Bu yolculuğun planını oldukça uzun bir süreçte yapmıştım. Aylardır düşünüyordum. Çocukken beni terkeden ebeveynlerim sayesinde baştan yenik düştüğüm hayat, yetimhanedeki kötü insanlarla iyice çekilmez olmuştu. Dayaklar, sözlü tacizler, sözsüz tacizler liseye kadar devam etmişti. Lisedeki mutlu yüzleri, sorunları olmamasına rağmen mutsuz olan yüzleri gördükçe hayatı sorgulamaya başlamıştım. İşte bu planın, teorik kısmının başlangıcı da orasıydı. Başarılı olduğum dersler tek mutluluğumken, hocaların zengin bir ailenin oğlunu önüme almak için düşürdüğü notlarımla Allah'ın bana verdiği adaletsiz hayattan sonra, insanlarınkiyle karşılaşmıştım. Allah'ınkine karşı gelemesem bile, insanlarınkine karşı gelmeye çalışmıştım. Hocalarla tartışınca, abartarak verdiği disiplin suçlarıyla eğitim hayatıma son verilmişti. Örgünden uzaklaşınca, bir daha okul yüzü görmemiştim. Bu da ordan oraya iş için savrulmamım ilk başlangıcıydı. Yetimhaneden ayrıldıktan sonra uykusuz çalışma günlerim başlamıştı. Durmadan, durmadan, devamlı... Hayatımın en berbat günlerinden birinde, umudumu tazeleyecek biriyle karşılaşmam ise benim şanssızlığımdı. Baştan umutsuz olmak iyiydi ama umudun varken kaybetmek felaket acıydı. Bana umut veren eski erkek arkadaşım, evlenmeye karar verince bu hayatı tekrar tekrar sorgulamıştım. Ben hiçbir zaman mutlu olamayacaktım. Bunu farkedince de çakılma anım gerçekleşmişti.

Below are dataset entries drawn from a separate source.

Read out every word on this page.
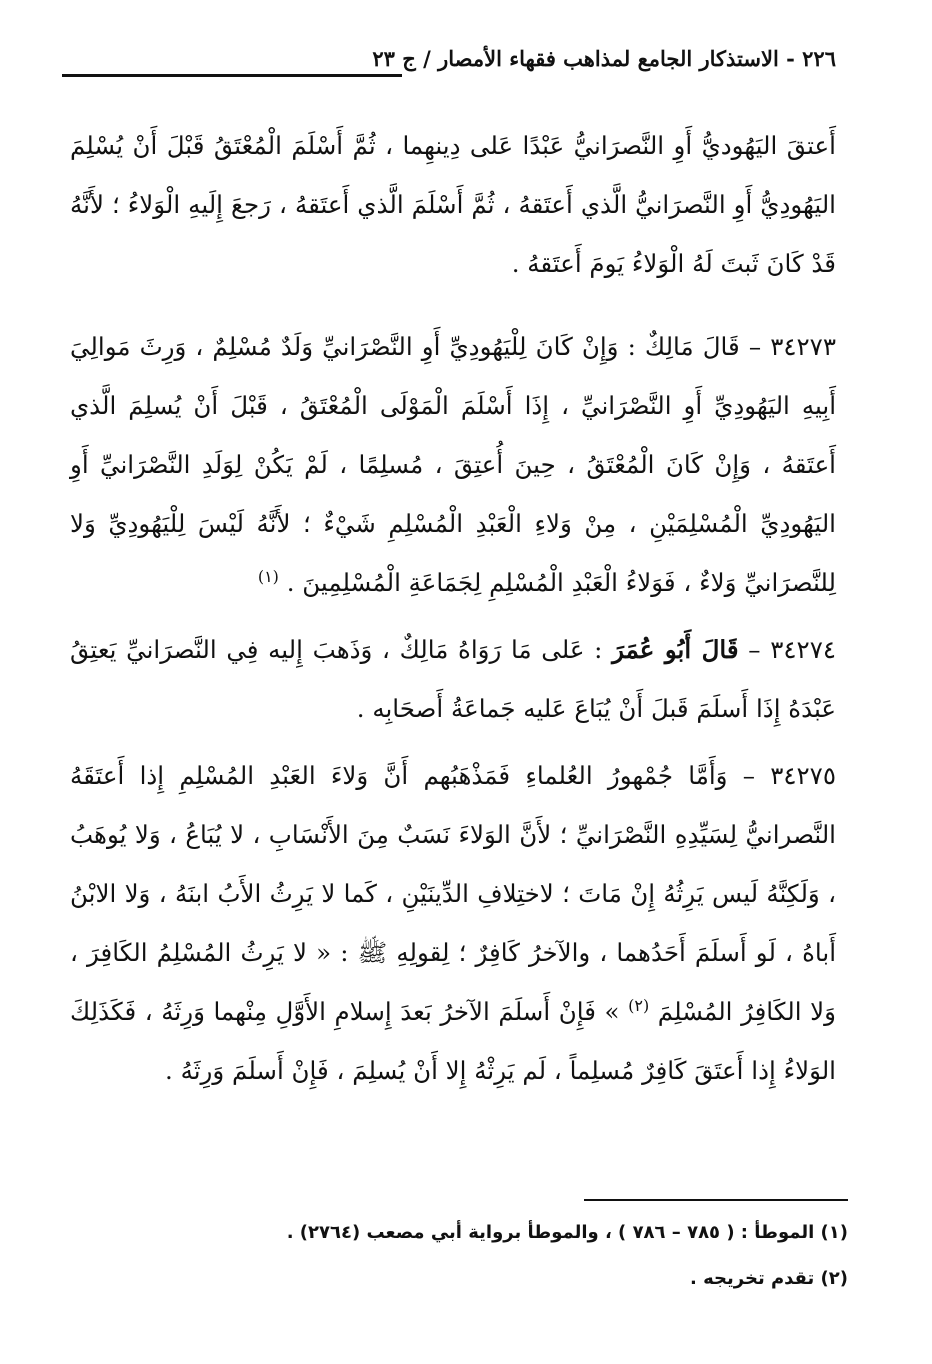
٢٢٦ - الاستذكار الجامع لمذاهب فقهاء الأمصار / ج ٢٣

أَعتقَ اليَهُوديُّ أَوِ النَّصرَانيُّ عَبْدًا عَلى دِينهِما ، ثُمَّ أَسْلَمَ الْمُعْتَقُ قَبْلَ أَنْ يُسْلِمَ اليَهُودِيُّ أَوِ النَّصرَانيُّ الَّذي أَعتَقهُ ، ثُمَّ أَسْلَمَ الَّذي أَعتَقهُ ، رَجعَ إِلَيهِ الْوَلاءُ ؛ لأَنَّهُ قَدْ كَانَ ثَبتَ لَهُ الْوَلاءُ يَومَ أَعتَقهُ .

٣٤٢٧٣ – قَالَ مَالِكٌ : وَإِنْ كَانَ لِلْيَهُودِيِّ أَوِ النَّصْرَانيِّ وَلَدٌ مُسْلِمٌ ، وَرِثَ مَوالِيَ أَبِيهِ اليَهُودِيِّ أَوِ النَّصْرَانيِّ ، إِذَا أَسْلَمَ الْمَوْلَى الْمُعْتَقُ ، قَبْلَ أَنْ يُسلِمَ الَّذي أَعتَقهُ ، وَإِنْ كَانَ الْمُعْتَقُ ، حِينَ أُعتِقَ ، مُسلِمًا ، لَمْ يَكُنْ لِوَلَدِ النَّصْرَانيِّ أَوِ اليَهُودِيِّ الْمُسْلِمَيْنِ ، مِنْ وَلاءِ الْعَبْدِ الْمُسْلِمِ شَيْءٌ ؛ لأَنَّهُ لَيْسَ لِلْيَهُودِيِّ وَلا لِلنَّصرَانيِّ وَلاءٌ ، فَوَلاءُ الْعَبْدِ الْمُسْلِمِ لِجَمَاعَةِ الْمُسْلِمِينَ . $^{(١)}$

٣٤٢٧٤ – قَالَ أَبُو عُمَرَ : عَلى مَا رَوَاهُ مَالِكٌ ، وَذَهبَ إِليه فِي النَّصرَانيِّ يَعتِقُ عَبْدَهُ إِذَا أَسلَمَ قَبلَ أَنْ يُبَاعَ عَليه جَماعَةُ أَصحَابِه .

٣٤٢٧٥ – وَأَمَّا جُمْهورُ العُلماءِ فَمَذْهَبُهم أَنَّ وَلاءَ العَبْدِ المُسْلِمِ إِذا أَعتَقَهُ النَّصرانيُّ لِسَيِّدِهِ النَّصْرَانيِّ ؛ لأَنَّ الوَلاءَ نَسَبٌ مِنَ الأَنْسَابِ ، لا يُبَاعُ ، وَلا يُوهَبُ ، وَلَكِنَّهُ لَيس يَرِثُهُ إِنْ مَاتَ ؛ لاختِلافِ الدِّينَيْنِ ، كَما لا يَرِثُ الأَبُ ابنَهُ ، وَلا الابْنُ أَباهُ ، لَو أَسلَمَ أَحَدُهما ، والآخرُ كَافِرٌ ؛ لِقولِهِ ﷺ : « لا يَرِثُ المُسْلِمُ الكَافِرَ ، وَلا الكَافِرُ المُسْلِمَ $^{(٢)}$ » فَإِنْ أَسلَمَ الآخرُ بَعدَ إِسلامِ الأَوَّلِ مِنْهما وَرِثَهُ ، فَكَذَلِكَ الوَلاءُ إِذا أَعتَقَ كَافِرٌ مُسلِماً ، لَم يَرِثْهُ إِلا أَنْ يُسلِمَ ، فَإِنْ أَسلَمَ وَرِثَهُ .

(١) الموطأ : ( ٧٨٥ – ٧٨٦ ) ، والموطأ برواية أبي مصعب (٢٧٦٤) .

(٢) تقدم تخريجه .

'Kendine bir iyilik yap ve yolculuğa çık. Kafanı dinlersin.'
Patronumun verdiği izinle, planım ortaya çıkmıştı. Bir yolculuğa ihtiyacım vardı; Hem kısa, hem de en uzun olanından. Bu yüzden patronumun teklifini kabul etmiştim. Kendime sürekli övülen doğu ekspresinden tren bulup, haftalık maaşımı 1 günlük yolculuğa yatırmıştım. Son yolculuğum, güzel olmalıydı. Kötü geçen hayatım, güzel sonlanmalıydı.
Tren garının içine girip, biletleri kontrol eden yere ilerledim. Kimse yarın öleceğimin farkında değildi. Olsalarda umurlarında olmazdı. Bunu bilen tek kişi olarak büyük bir gülümsemeyle görevli kadınla konuştum. Gülmediğim onca zamana inat, ölüme gülerek gitmek istiyordum. Kadın biletimi kontrol ederken benim aksime suratsızdı. Onu asla suçlamadım. Hayatımın büyük çoğunluğunu bu suratla yaşamıştım. Neredeyse kimse hayatından memnun değildi. Allah herkes için mutsuz hikayeler yazıyordu. Benim hikayemin sonuna gelmiştik. Çantamı cihazdan geçirdikten sonra alıp tekrar taktım. Trenin geleceği yere çıkarken, arkamdaki tonla insandan bazıları yürüyen merdivenden, yürüyerek çıkıyordu. Ben kenarda, merdivenin bedenimi taşımasına izin veriyordum. Aynı trene binecektik. Koşmalarının manası yoktu ama onları da anlıyordum. Ben de hayatım boyunca çoğu şey için gereksiz yere acele etmiştim. İntihar etmeye karar verince en güzel şeyin boşvermişlik olduğunu öğrenmiştim. Bu his o kadar güzeldi ki, içimdeki korkuyu atmıştı. En ufak pişmanlığım olmadan yoluma adımlamaya başlamıştım.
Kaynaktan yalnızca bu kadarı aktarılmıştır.